2. Insurance policies have in network and out of network benefit levels. As an example, if I see an in network provider, I have a $250 deductible, and insurance pays 90% of U&C charges after that, and I pay 10%. If I see an out of network provider, I have a $250 deductible, and insurance pays 70% of the U&C charges after that, and I pay 30%. Either way, the charges are subjected to U&C rates.

This would make some kind of sense if we did not regularly and customarily receive payment in full, either from an insurance company (usually casualty/liability) or in combination with patient payments.  In fact, looking at a trip from a mere two months ago, I see we received in excess of 85% from BCBS with the remaining amount paid by the patient.  No denial code was even claimed.  I don't like that kind of inconsistency.

As I alluded to in my original post, the only insurer for which we regularly write-off charges is Medicare (or Medicare replacements subject to the same treatment) themselves.

For someone new to all of this, as you say you are, I can see where it doesn't make sense about the refund that was done.

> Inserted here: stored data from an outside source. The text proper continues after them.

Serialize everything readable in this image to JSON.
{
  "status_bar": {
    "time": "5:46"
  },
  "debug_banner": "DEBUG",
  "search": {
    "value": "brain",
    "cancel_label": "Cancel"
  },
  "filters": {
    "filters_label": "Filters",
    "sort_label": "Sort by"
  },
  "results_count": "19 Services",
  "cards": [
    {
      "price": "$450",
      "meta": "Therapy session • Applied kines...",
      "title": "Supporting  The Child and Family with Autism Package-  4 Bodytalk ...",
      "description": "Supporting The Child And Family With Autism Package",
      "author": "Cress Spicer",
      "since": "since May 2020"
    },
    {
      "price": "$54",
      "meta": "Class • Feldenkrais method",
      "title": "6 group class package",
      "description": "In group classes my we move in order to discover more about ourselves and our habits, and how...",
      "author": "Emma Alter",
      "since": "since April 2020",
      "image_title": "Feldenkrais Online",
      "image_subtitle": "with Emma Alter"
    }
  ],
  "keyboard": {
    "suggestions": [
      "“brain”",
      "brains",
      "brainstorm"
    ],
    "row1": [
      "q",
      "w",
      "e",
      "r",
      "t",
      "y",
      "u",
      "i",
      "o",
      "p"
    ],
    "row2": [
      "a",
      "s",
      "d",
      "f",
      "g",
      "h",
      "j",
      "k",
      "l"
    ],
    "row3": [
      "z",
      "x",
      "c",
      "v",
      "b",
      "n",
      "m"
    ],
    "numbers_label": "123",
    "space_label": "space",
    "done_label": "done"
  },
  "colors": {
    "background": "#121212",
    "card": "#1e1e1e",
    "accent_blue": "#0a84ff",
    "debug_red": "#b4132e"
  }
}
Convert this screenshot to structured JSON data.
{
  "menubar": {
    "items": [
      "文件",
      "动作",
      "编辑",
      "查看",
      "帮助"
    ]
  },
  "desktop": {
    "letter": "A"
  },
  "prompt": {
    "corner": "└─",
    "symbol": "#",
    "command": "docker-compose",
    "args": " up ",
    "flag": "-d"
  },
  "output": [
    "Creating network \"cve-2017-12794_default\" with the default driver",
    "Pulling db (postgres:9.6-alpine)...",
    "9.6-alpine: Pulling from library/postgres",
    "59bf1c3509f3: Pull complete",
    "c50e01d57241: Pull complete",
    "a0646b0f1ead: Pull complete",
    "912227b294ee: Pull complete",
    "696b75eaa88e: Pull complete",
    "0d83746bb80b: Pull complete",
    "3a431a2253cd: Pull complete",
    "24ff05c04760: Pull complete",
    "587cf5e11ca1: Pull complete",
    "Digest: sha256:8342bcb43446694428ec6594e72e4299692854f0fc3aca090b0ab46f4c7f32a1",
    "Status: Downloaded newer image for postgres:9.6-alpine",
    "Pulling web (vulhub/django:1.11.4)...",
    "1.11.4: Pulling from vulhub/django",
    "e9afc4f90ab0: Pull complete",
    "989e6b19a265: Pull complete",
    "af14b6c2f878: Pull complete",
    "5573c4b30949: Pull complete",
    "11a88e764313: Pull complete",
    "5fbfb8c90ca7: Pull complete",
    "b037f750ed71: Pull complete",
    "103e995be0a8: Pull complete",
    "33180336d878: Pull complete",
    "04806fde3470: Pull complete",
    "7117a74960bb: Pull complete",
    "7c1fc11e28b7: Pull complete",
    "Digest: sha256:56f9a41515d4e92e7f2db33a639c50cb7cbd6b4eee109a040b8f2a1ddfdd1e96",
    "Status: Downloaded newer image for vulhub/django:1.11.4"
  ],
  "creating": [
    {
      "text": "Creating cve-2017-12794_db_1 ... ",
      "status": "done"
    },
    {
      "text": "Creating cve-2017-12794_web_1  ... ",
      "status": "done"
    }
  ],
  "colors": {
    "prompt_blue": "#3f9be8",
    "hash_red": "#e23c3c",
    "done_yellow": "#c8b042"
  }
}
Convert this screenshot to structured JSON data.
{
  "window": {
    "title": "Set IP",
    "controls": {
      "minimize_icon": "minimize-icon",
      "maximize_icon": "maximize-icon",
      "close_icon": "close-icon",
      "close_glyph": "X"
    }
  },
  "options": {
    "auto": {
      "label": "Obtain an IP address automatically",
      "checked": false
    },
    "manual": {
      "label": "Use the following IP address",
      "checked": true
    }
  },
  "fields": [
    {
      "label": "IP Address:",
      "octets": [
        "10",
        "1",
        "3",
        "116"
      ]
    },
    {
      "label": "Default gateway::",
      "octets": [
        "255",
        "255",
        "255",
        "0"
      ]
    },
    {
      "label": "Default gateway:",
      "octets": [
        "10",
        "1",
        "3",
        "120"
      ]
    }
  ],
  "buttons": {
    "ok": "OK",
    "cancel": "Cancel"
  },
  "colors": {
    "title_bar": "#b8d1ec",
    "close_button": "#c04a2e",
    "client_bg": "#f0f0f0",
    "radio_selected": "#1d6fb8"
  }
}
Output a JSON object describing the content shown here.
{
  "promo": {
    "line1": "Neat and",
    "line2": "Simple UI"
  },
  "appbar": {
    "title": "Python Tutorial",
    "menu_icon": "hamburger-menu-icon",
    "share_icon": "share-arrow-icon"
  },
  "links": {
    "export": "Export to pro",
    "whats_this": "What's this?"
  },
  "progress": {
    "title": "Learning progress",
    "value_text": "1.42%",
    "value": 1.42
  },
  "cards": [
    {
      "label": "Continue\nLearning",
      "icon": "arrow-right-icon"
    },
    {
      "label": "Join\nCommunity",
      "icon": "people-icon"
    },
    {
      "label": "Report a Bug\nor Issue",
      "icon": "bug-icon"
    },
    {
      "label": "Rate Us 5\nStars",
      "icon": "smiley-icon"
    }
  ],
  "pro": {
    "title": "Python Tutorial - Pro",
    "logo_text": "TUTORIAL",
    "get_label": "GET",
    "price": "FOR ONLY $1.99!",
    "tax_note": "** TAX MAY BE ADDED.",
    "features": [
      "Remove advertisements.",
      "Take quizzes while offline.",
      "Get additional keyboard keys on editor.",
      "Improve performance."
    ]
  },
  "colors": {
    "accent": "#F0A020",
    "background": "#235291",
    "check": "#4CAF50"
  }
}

Hopefully, what I have said here will make it a little more understandable.

What gets my goat is this sub-paragraph that says private companies can limit to 80% of even what the government pays.

I am familiar with the concept of Usual & Customary.  But I had always understood it as a way for insurers to justify not paying more than a certain amount.  I thought it was a way to screw over their customers, as I would expect them to.  I would never have imagined that they could use that justification to force a fee schedule onto providers that never had a chance to negotiate it.  And it strikes me as unjustified that a Usual & Customary (term) amount could be below what we usually and customarily (literal) receive in payment.